The genetic mechanisms underlying asthma remain unclear. Increased permeability of the microvasculature is a feature of asthma, and the sphingosine-1-phosphate receptor (S1PR1) is an essential participant regulating lung vascular integrity and responses to lung inflammation.


We explored the contribution of polymorphisms in the S1PR1 gene to asthma susceptibility.


A combination of gene resequencing for single nucleotide polymorphism (SNP) discovery, case-control association, functional evaluation of associated SNPs, and protein immunochemistry studies was used.

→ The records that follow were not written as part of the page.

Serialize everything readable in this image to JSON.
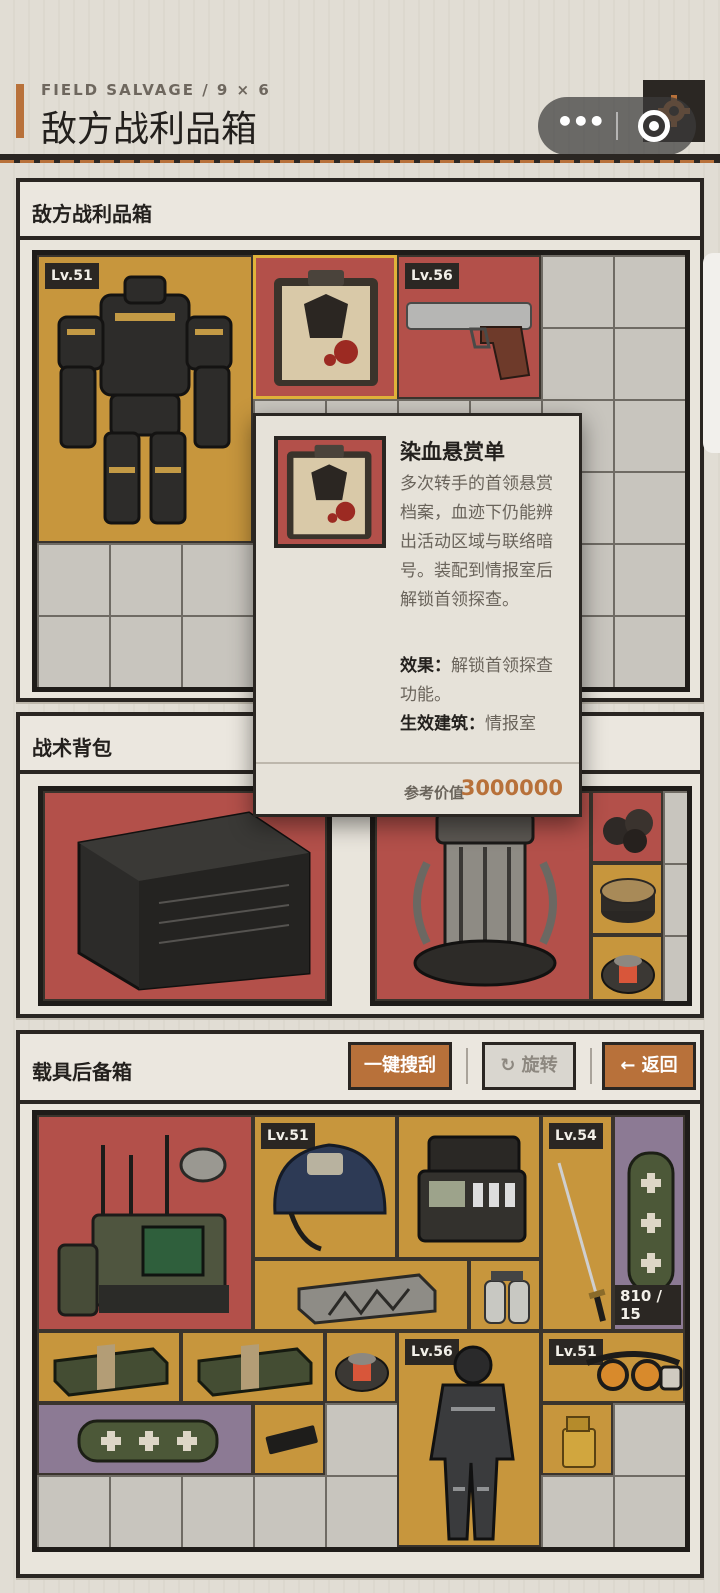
{
  "header": {
    "subtitle": "FIELD SALVAGE / 9 × 6",
    "title": "敌方战利品箱",
    "menu_dots": "•••"
  },
  "enemy_box": {
    "title": "敌方战利品箱",
    "items": [
      {
        "name": "armor-suit",
        "level": "Lv.51",
        "rarity": "gold"
      },
      {
        "name": "bounty-clipboard",
        "level": "",
        "rarity": "red"
      },
      {
        "name": "pistol",
        "level": "Lv.56",
        "rarity": "red"
      }
    ]
  },
  "backpack": {
    "title": "战术背包",
    "items": [
      {
        "name": "armored-crate",
        "rarity": "red"
      },
      {
        "name": "reactor-core",
        "rarity": "red"
      },
      {
        "name": "truffles",
        "rarity": "red"
      },
      {
        "name": "tin-can",
        "rarity": "gold"
      },
      {
        "name": "device-module",
        "rarity": "gold"
      }
    ]
  },
  "vehicle_box": {
    "title": "载具后备箱",
    "buttons": {
      "loot_all": "一键搜刮",
      "rotate": "旋转",
      "back": "返回"
    },
    "items": [
      {
        "name": "radio-station",
        "level": "",
        "rarity": "red"
      },
      {
        "name": "tactical-helmet",
        "level": "Lv.51",
        "rarity": "gold"
      },
      {
        "name": "field-kit-case",
        "level": "",
        "rarity": "gold"
      },
      {
        "name": "katana",
        "level": "Lv.54",
        "rarity": "gold"
      },
      {
        "name": "medical-roll",
        "level": "",
        "rarity": "purple",
        "count": "810 / 15"
      },
      {
        "name": "ammo-crate",
        "level": "",
        "rarity": "gold"
      },
      {
        "name": "gas-canisters",
        "level": "",
        "rarity": "gold"
      },
      {
        "name": "supply-crate-1",
        "level": "",
        "rarity": "gold"
      },
      {
        "name": "supply-crate-2",
        "level": "",
        "rarity": "gold"
      },
      {
        "name": "mini-reactor",
        "level": "",
        "rarity": "gold"
      },
      {
        "name": "hazmat-suit",
        "level": "Lv.56",
        "rarity": "gold"
      },
      {
        "name": "goggles",
        "level": "Lv.51",
        "rarity": "gold"
      },
      {
        "name": "medical-roll-2",
        "level": "",
        "rarity": "purple"
      },
      {
        "name": "chip-card",
        "level": "",
        "rarity": "gold"
      },
      {
        "name": "lighter",
        "level": "",
        "rarity": "gold"
      }
    ]
  },
  "tooltip": {
    "name": "染血悬赏单",
    "description": "多次转手的首领悬赏档案，血迹下仍能辨出活动区域与联络暗号。装配到情报室后解锁首领探查。",
    "effect_label": "效果：",
    "effect": "解锁首领探查功能。",
    "building_label": "生效建筑：",
    "building": "情报室",
    "price_label": "参考价值",
    "price": "3000000"
  },
  "colors": {
    "red": "#b3504a",
    "gold": "#c7963d",
    "purple": "#8c7a94",
    "accent": "#b8713a"
  }
}
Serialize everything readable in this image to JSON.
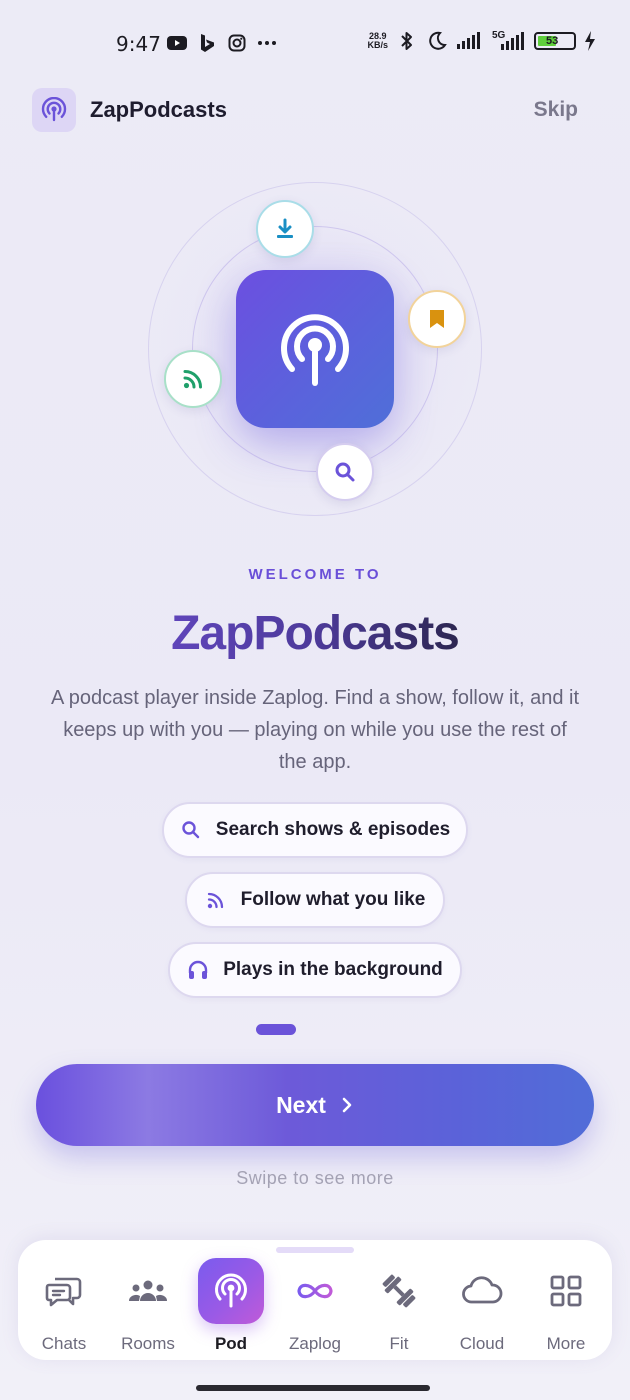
{
  "status_bar": {
    "time": "9:47",
    "net_speed_value": "28.9",
    "net_speed_unit": "KB/s",
    "network": "5G",
    "battery": "53",
    "battery_level_percent": 53,
    "icons": [
      "youtube-icon",
      "bing-icon",
      "instagram-icon",
      "more-dots-icon",
      "bluetooth-icon",
      "moon-icon",
      "signal-icon",
      "signal-5g-icon",
      "battery-icon",
      "charging-icon"
    ]
  },
  "header": {
    "app_name": "ZapPodcasts",
    "skip_label": "Skip"
  },
  "hero": {
    "center_icon": "podcast-broadcast-icon",
    "orbit_icons": [
      "download-icon",
      "bookmark-icon",
      "rss-icon",
      "search-icon"
    ],
    "colors": {
      "accent": "#6b53d9",
      "download": "#1a8fc4",
      "bookmark": "#d9920f",
      "rss": "#1fa06a",
      "search": "#6b53d9"
    }
  },
  "welcome": {
    "eyebrow": "WELCOME TO",
    "title": "ZapPodcasts",
    "description": "A podcast player inside Zaplog. Find a show, follow it, and it keeps up with you — playing on while you use the rest of the app."
  },
  "features": [
    {
      "icon": "search-icon",
      "label": "Search shows & episodes"
    },
    {
      "icon": "rss-icon",
      "label": "Follow what you like"
    },
    {
      "icon": "headphones-icon",
      "label": "Plays in the background"
    }
  ],
  "pager": {
    "current": 1
  },
  "next_button": {
    "label": "Next"
  },
  "swipe_hint": "Swipe to see more",
  "bottom_nav": {
    "items": [
      {
        "icon": "chat-icon",
        "label": "Chats"
      },
      {
        "icon": "rooms-icon",
        "label": "Rooms"
      },
      {
        "icon": "podcast-icon",
        "label": "Pod",
        "active": true
      },
      {
        "icon": "infinity-icon",
        "label": "Zaplog"
      },
      {
        "icon": "dumbbell-icon",
        "label": "Fit"
      },
      {
        "icon": "cloud-icon",
        "label": "Cloud"
      },
      {
        "icon": "grid-icon",
        "label": "More"
      }
    ]
  }
}
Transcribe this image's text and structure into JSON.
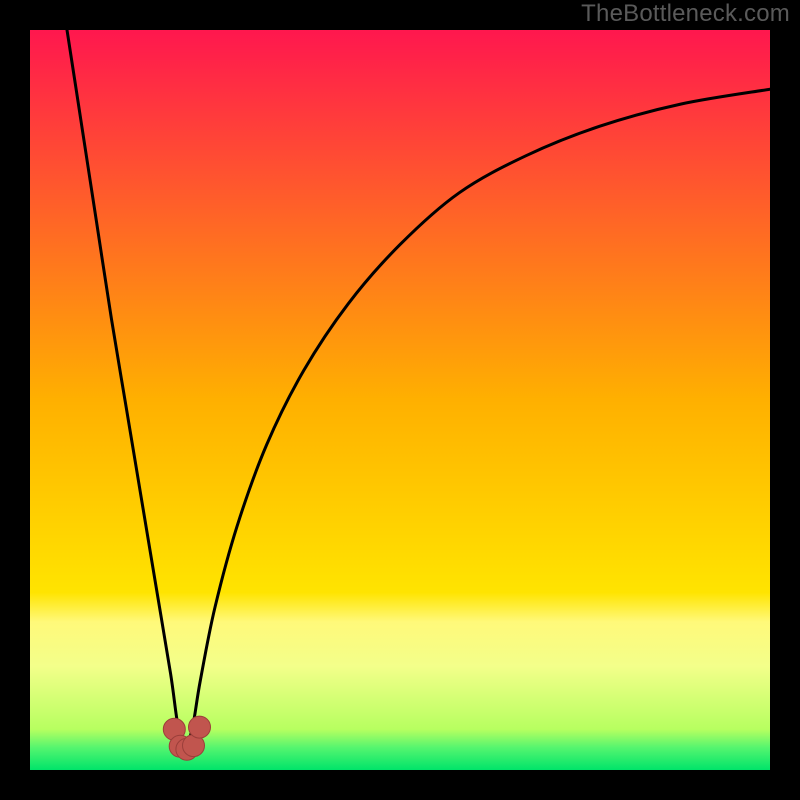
{
  "watermark": "TheBottleneck.com",
  "colors": {
    "frame": "#000000",
    "curve": "#000000",
    "marker_fill": "#c1554e",
    "marker_stroke": "#9b3f3a",
    "gradient_stops": [
      {
        "offset": 0.0,
        "color": "#ff174e"
      },
      {
        "offset": 0.5,
        "color": "#ffb000"
      },
      {
        "offset": 0.76,
        "color": "#ffe400"
      },
      {
        "offset": 0.8,
        "color": "#fff97a"
      },
      {
        "offset": 0.86,
        "color": "#f3ff8a"
      },
      {
        "offset": 0.945,
        "color": "#b7ff60"
      },
      {
        "offset": 0.97,
        "color": "#54f56f"
      },
      {
        "offset": 1.0,
        "color": "#00e46a"
      }
    ]
  },
  "chart_data": {
    "type": "line",
    "title": "",
    "xlabel": "",
    "ylabel": "",
    "xlim": [
      0,
      100
    ],
    "ylim": [
      0,
      100
    ],
    "optimum_x": 21,
    "series": [
      {
        "name": "bottleneck-curve",
        "x": [
          5,
          7,
          9,
          11,
          13,
          15,
          17,
          19,
          20,
          21,
          22,
          23,
          25,
          28,
          32,
          37,
          43,
          50,
          58,
          67,
          77,
          88,
          100
        ],
        "values": [
          100,
          87,
          74,
          61,
          49,
          37,
          25,
          13,
          6,
          3,
          6,
          12,
          22,
          33,
          44,
          54,
          63,
          71,
          78,
          83,
          87,
          90,
          92
        ]
      }
    ],
    "markers": [
      {
        "x": 19.5,
        "y": 5.5
      },
      {
        "x": 20.3,
        "y": 3.2
      },
      {
        "x": 21.2,
        "y": 2.8
      },
      {
        "x": 22.1,
        "y": 3.3
      },
      {
        "x": 22.9,
        "y": 5.8
      }
    ]
  }
}
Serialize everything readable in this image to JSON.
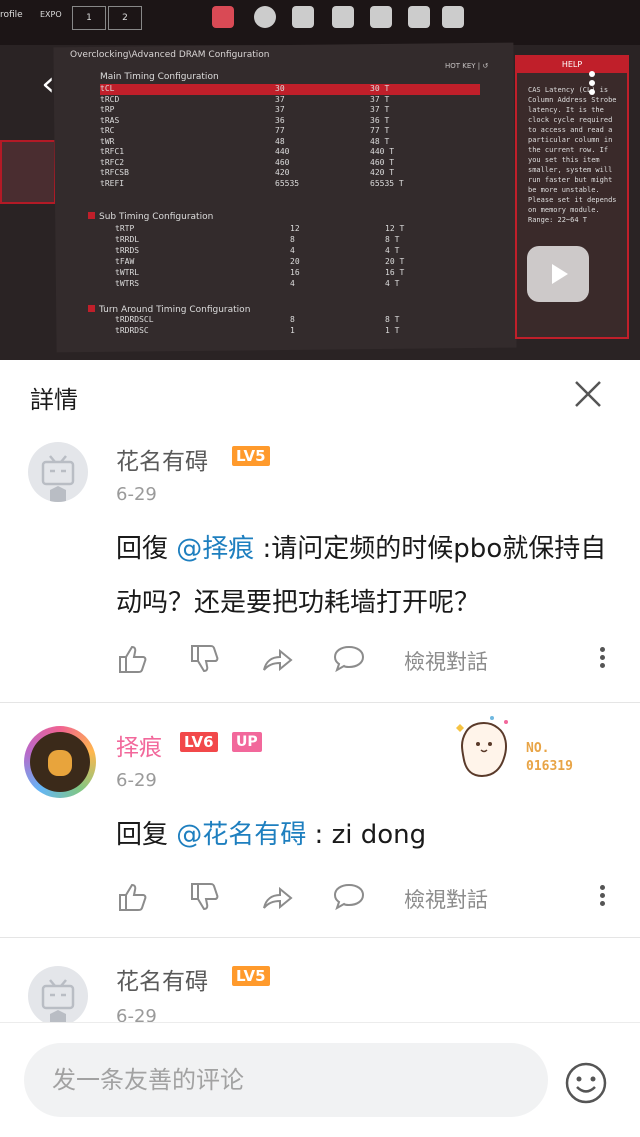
{
  "video": {
    "breadcrumb": "Overclocking\\Advanced DRAM Configuration",
    "hotkey": "HOT KEY | ↺",
    "help_title": "HELP",
    "help_text": "CAS Latency (CL) is Column Address Strobe latency. It is the clock cycle required to access and read a particular column in the current row. If you set this item smaller, system will run faster but might be more unstable. Please set it depends on memory module. Range: 22~64 T",
    "main_section": "Main Timing Configuration",
    "main_rows": [
      {
        "name": "tCL",
        "value": "30",
        "timing": "30 T"
      },
      {
        "name": "tRCD",
        "value": "37",
        "timing": "37 T"
      },
      {
        "name": "tRP",
        "value": "37",
        "timing": "37 T"
      },
      {
        "name": "tRAS",
        "value": "36",
        "timing": "36 T"
      },
      {
        "name": "tRC",
        "value": "77",
        "timing": "77 T"
      },
      {
        "name": "tWR",
        "value": "48",
        "timing": "48 T"
      },
      {
        "name": "tRFC1",
        "value": "440",
        "timing": "440 T"
      },
      {
        "name": "tRFC2",
        "value": "460",
        "timing": "460 T"
      },
      {
        "name": "tRFCSB",
        "value": "420",
        "timing": "420 T"
      },
      {
        "name": "tREFI",
        "value": "65535",
        "timing": "65535 T"
      }
    ],
    "sub_section": "Sub Timing Configuration",
    "sub_rows": [
      {
        "name": "tRTP",
        "value": "12",
        "timing": "12 T"
      },
      {
        "name": "tRRDL",
        "value": "8",
        "timing": "8 T"
      },
      {
        "name": "tRRDS",
        "value": "4",
        "timing": "4 T"
      },
      {
        "name": "tFAW",
        "value": "20",
        "timing": "20 T"
      },
      {
        "name": "tWTRL",
        "value": "16",
        "timing": "16 T"
      },
      {
        "name": "tWTRS",
        "value": "4",
        "timing": "4 T"
      }
    ],
    "turn_section": "Turn Around Timing Configuration",
    "turn_rows": [
      {
        "name": "tRDRDSCL",
        "value": "8",
        "timing": "8 T"
      },
      {
        "name": "tRDRDSC",
        "value": "1",
        "timing": "1 T"
      }
    ],
    "top_labels": [
      "rofile",
      "EXPO",
      "1",
      "2"
    ]
  },
  "header": {
    "title": "詳情"
  },
  "comments": [
    {
      "user": "花名有碍",
      "level": "LV5",
      "date": "6-29",
      "reply_prefix": "回復 ",
      "mention": "@择痕",
      "text": " :请问定频的时候pbo就保持自动吗？还是要把功耗墙打开呢？",
      "view_convo": "檢視對話"
    },
    {
      "user": "择痕",
      "level": "LV6",
      "up": "UP",
      "date": "6-29",
      "reply_prefix": "回复 ",
      "mention": "@花名有碍",
      "text": " : zi dong",
      "view_convo": "檢視對話",
      "fan_badge": {
        "line1": "NO.",
        "line2": "016319"
      }
    },
    {
      "user": "花名有碍",
      "level": "LV5",
      "date": "6-29"
    }
  ],
  "input": {
    "placeholder": "发一条友善的评论"
  },
  "colors": {
    "accent": "#f2689b",
    "mention": "#1e7fbf",
    "lv5": "#ff9a2c",
    "lv6": "#f2484a"
  }
}
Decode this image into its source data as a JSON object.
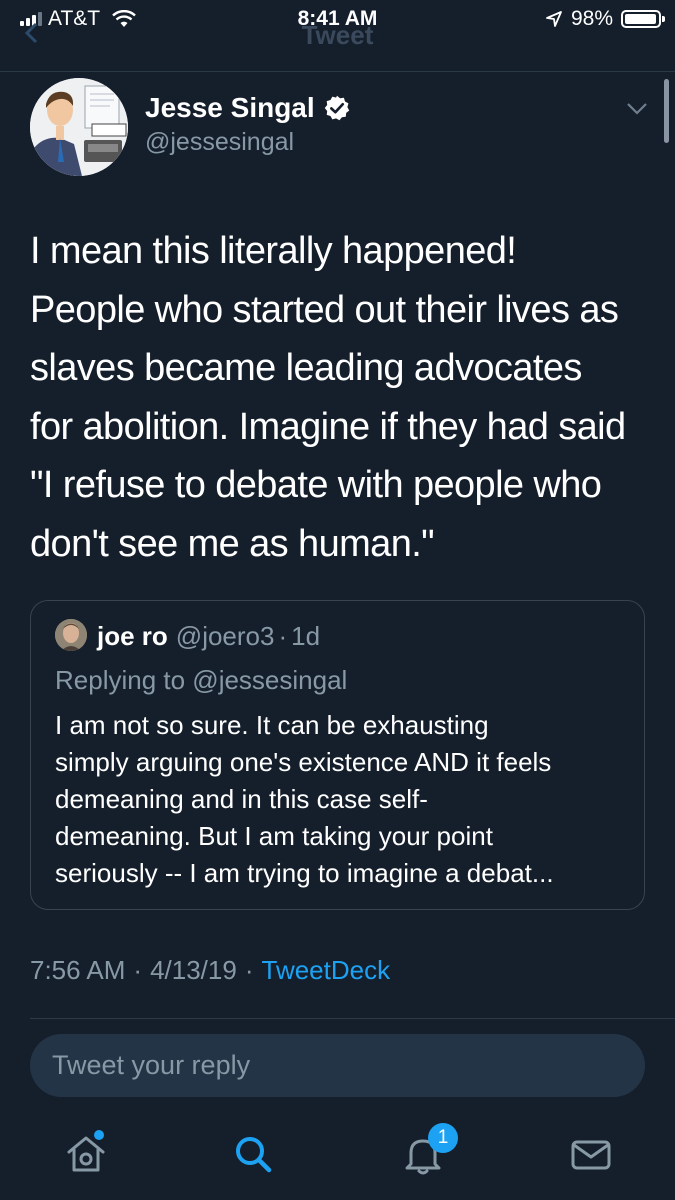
{
  "status_bar": {
    "carrier": "AT&T",
    "time": "8:41 AM",
    "battery": "98%",
    "battery_level": 0.98
  },
  "nav": {
    "title": "Tweet"
  },
  "tweet": {
    "author_name": "Jesse Singal",
    "author_handle": "@jessesingal",
    "verified": true,
    "text": "I mean this literally happened!\nPeople who started out their lives as\nslaves became leading advocates\nfor abolition. Imagine if they had said\n\"I refuse to debate with people who\ndon't see me as human.\"",
    "time": "7:56 AM",
    "date": "4/13/19",
    "separator": "·",
    "source": "TweetDeck"
  },
  "quoted_tweet": {
    "author_name": "joe ro",
    "author_handle": "@joero3",
    "separator": "·",
    "age": "1d",
    "replying_to": "Replying to @jessesingal",
    "text": "I am not so sure. It can be exhausting\nsimply arguing one's existence AND it feels\ndemeaning and in this case self-\ndemeaning. But I am taking your point\nseriously -- I am trying to imagine a debat..."
  },
  "reply": {
    "placeholder": "Tweet your reply"
  },
  "tab_bar": {
    "items": [
      {
        "icon": "home-icon",
        "has_dot": true
      },
      {
        "icon": "search-icon",
        "active": true
      },
      {
        "icon": "notifications-bell-icon",
        "badge": "1"
      },
      {
        "icon": "messages-envelope-icon"
      }
    ]
  },
  "colors": {
    "background": "#151f2b",
    "accent": "#1da1f2",
    "secondary_text": "#8899a6",
    "border": "#38444d"
  }
}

Immunohistochemistry studies demonstrated significantly decreased S1PR1 protein expression in pulmonary vessels in lungs of asthmatic patients compared with those of nonasthmatic subjects (P < .05). Direct DNA sequencing of 27 multiethnic samples identified 39 S1PR1 variants (18 novel SNPs). Association studies were performed based on genotyping results from cosmopolitan tagging SNPs in 3 case-control cohorts from Chicago and New York totaling 1,061 subjects (502 cases and 559 control subjects). The promoter SNP rs2038366 (-1557G/T) was found to be associated with asthma (P = .03) in European Americans. In African Americans an association was found for both asthma and severe asthma for intronic SNP rs3753194 (c.-164+170A/G; P = .006 and P = .040, respectively) and for promoter SNP rs59317557 (-532C/G) with severe asthma (P = .028). Consistent with predicted in silico functionality, alleles of the promoter SNPs rs2038366 (-1557G/T) and rs59317557 (-532C/G) influenced the activity of a luciferase S1PR1 reporter vector in transfected endothelial cells exposed to growth factors (epidermal growth factor, platelet-derived growth factor, and vascular endothelial growth factor) known to be increased in asthmatic airways.


These data provide strong support for a role for S1PR1 gene variants in asthma susceptibility and severity.